Se bebe vino fino y un invento aberrante (el rebujito, mezcla diabólica de sevenup y fino), que entra bien porque hace un calor de muerte y en teoría no se sube a la cabeza, pero se sube. Y se pagan unas cantidades desorbitantes por comida casera-casera, de esa a la que recurres en casa cuando no tienes nada más en la nevera: pimientos fritos, pescao frito (se sobreentiende que congelado), y sobre todo tortilla. La reina de la feria es la tortilla de patatas, la tortilla española. Ríanse ustedes del alza inflacionista del índice Mibor: cuando uno sabe cómo va la economía del país, cuáles son los índices de inflación y en qué se desvía la paridad de los presupuestos del gobierno de turno es cuando llega el mes de mayo y pide en la feria una tortilla de papas. Cuatro euros, cuatro, vale este año, señores. Y, sí, sabe a gloria, pero cuatro euros son más de seiscientas pelas para un manjar que lleva como ingredientes una patata cortada en trocitos, dos huevos (si acaso), aceite y sal. No me sean ustedes temerarios y ya ni pregunten cómo les puede salir una ración de jamón de jabugo o de queso manchego.
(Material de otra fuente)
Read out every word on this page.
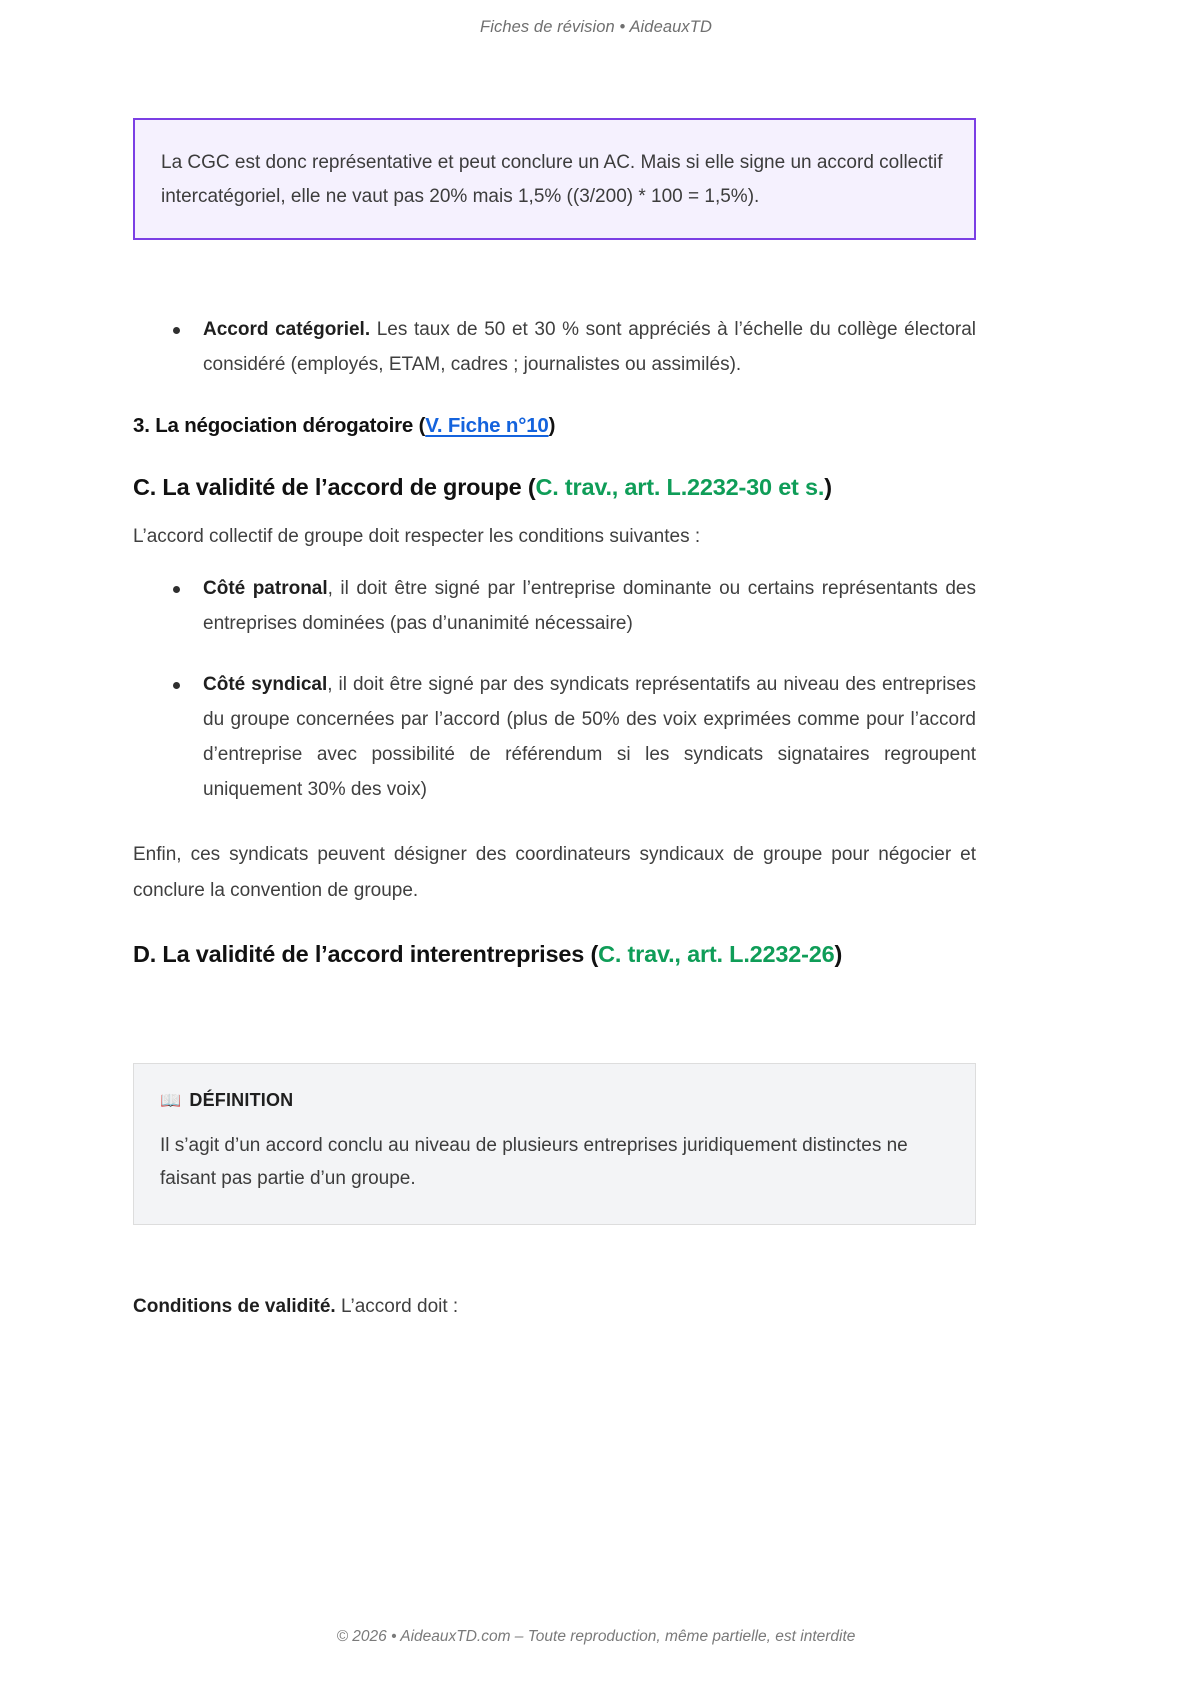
Fiches de révision • AideauxTD

La CGC est donc représentative et peut conclure un AC. Mais si elle signe un accord collectif intercatégoriel, elle ne vaut pas 20% mais 1,5% ((3/200) * 100 = 1,5%).

Accord catégoriel. Les taux de 50 et 30 % sont appréciés à l’échelle du collège électoral considéré (employés, ETAM, cadres ; journalistes ou assimilés).
3. La négociation dérogatoire (V. Fiche n°10)
C. La validité de l’accord de groupe (C. trav., art. L.2232-30 et s.)

L’accord collectif de groupe doit respecter les conditions suivantes :

Côté patronal, il doit être signé par l’entreprise dominante ou certains représentants des entreprises dominées (pas d’unanimité nécessaire)
Côté syndical, il doit être signé par des syndicats représentatifs au niveau des entreprises du groupe concernées par l’accord (plus de 50% des voix exprimées comme pour l’accord d’entreprise avec possibilité de référendum si les syndicats signataires regroupent uniquement 30% des voix)

Enfin, ces syndicats peuvent désigner des coordinateurs syndicaux de groupe pour négocier et conclure la convention de groupe.

D. La validité de l’accord interentreprises (C. trav., art. L.2232-26)
📖 DÉFINITION

Il s’agit d’un accord conclu au niveau de plusieurs entreprises juridiquement distinctes ne faisant pas partie d’un groupe.

Conditions de validité. L’accord doit :

© 2026 • AideauxTD.com – Toute reproduction, même partielle, est interdite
Entre la algarabía, el estruendo insoportable de las atracciones de la feria (eso que los pijos llaman la calle del infierno y que para los demás mortales es, simplemente, los cacharritos), los caballos que pasan regios y hermosos, más inteligentes algunos que quienes los montan, como salidos de Los viajes de Gulliver, envidiables. Lástima que aún no haya inventado nadie un dodotis caballil, porque se agradece que llegue la hora de que vuelvan a la cuadra, de como lo dejan todo perdido.
Hay muchas ferias, imagino, una para cada persona que va. Y yo, ya digo, que soy de Cadi-Cadi y que fui por primera vez a una allá por 1978, y no he faltado más que un año desde entonces, todavía no consigo cogerle el punto. Que no me integro, vaya. Es una ocasión ideal para pasar ese rato con los amigos, entre copeteo y jopeteo, pero eso es lo que suelo hacer cada vez que veo a mis amigos, así que tampoco sé exactamente dónde está la gracia.
En fin, a los niños, claro, lo que les encandilan son las atracciones. Y como ya he despotricado de la tortilla, no les voy a asustar ahora contándoles cuánto cuesta un pase en los coches choque para niños, o en el látigo, ni les voy a revelar que es mentira que en la tómbola siempre toca, porque no toca.
Si tienen ustedes alergia al polvo (al polvo polvo, no me sean mal pensados), entonces hagan el favor de tomarse un antiestamínico un ratito antes. Y vayan fresquitos, pero con rebequita por si acaso. Y no se preocupen por los zapatos: se le quedarán hechos una pena por la suela y por el empeine.
Además, la feria cansa. Más que un carnaval. Más que un día de playa.
Lo que me extraña es que, con el dinero que mueve (a dos euros por caña de cerveza, hagan la cuenta), no hayan instaurado recintos feriales perennes para seguir timan.. digo, engatusando a los turistas foráneos durante todo el año.
Les dejo, que me voy a la feria, a ver si por lo menos me regalan un sombrerito de paja para la playa.